De nombreuses exigences sont prévues par le texte, qu'il s'agisse de l'encadrement de l'utilisation des données servant à entraîner les algorithmes, de l'analyse d'impact sur la protection des données qui doit être réalisée, de l'attestation de conformité qui devra être délivrée ou des modalités de la mise en œuvre de l'expérimentation.
Ce dispositif est prévu à titre expérimental. Je récuse le parti pris qui consiste, de façon un peu paradoxale, à craindre le toboggan vers une société orwellienne tout en déplorant avec certitude la prétendue inefficacité et inutilité des algorithmes.
Nous pourrons collectivement dresser le bilan de cet usage grâce à son évaluation objective et transpartisane. L'expérimentation prévue par l'article 7 ne doit pas préjuger de la pérennisation éventuelle de ces traitements : c'est pourquoi il convient d'en avancer le terme au 31 décembre 2024. J'ai déposé un amendement en ce sens.
Pour toutes ces raisons, les dispositions prévues par l'article 7 me semblent équilibrées, proportionnées à l'objectif poursuivi et assorties de très nombreuses garanties, indispensables à leur application. Je rendrai donc un avis défavorable.

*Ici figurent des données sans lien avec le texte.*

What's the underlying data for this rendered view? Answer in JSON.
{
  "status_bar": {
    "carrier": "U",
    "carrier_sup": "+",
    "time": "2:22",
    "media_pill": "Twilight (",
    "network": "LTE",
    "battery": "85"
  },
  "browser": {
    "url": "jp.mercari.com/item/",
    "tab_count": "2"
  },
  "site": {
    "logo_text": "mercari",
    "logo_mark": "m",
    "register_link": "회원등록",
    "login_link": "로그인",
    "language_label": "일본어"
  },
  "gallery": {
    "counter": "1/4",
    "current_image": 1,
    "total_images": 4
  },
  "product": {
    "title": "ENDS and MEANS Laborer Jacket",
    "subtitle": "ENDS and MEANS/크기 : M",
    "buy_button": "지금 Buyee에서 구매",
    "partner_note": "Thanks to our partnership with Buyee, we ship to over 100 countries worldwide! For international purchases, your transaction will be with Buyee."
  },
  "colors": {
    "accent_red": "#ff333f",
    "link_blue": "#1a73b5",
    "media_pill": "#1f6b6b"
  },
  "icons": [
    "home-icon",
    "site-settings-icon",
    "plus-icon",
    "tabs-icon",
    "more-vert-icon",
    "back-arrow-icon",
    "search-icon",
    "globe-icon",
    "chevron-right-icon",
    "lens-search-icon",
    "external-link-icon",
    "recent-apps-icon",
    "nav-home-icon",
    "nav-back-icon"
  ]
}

Permettez-moi au passage de répondre à ceux qui doutent que nous aurions les moyens de développer ces outils dont la SNCF indiquait, il y a peu de temps, pouvoir disposer grâce aux laboratoires compétents dans ce domaine. Surtout, ces nouvelles technologies posent la question de notre souveraineté. Serons-nous capables, dans un avenir proche, de produire ces algorithmes et d'en contrôler l'usage ? Si ce n'est pas le cas, nous subirons des technologies élaborées par d'autres pays qui ne partagent pas nos valeurs. Il me semble donc préférable de contrôler et d'encadrer l'usage des nouvelles technologies plutôt que de les subir. La même difficulté se pose pour les outils que nous utilisons chaque jour, par exemple zoom. Je sais bien que nous sommes libres d'y avoir recours ou non mais, dès lors que ces produits sont à notre disposition, la question de leur usage se pose.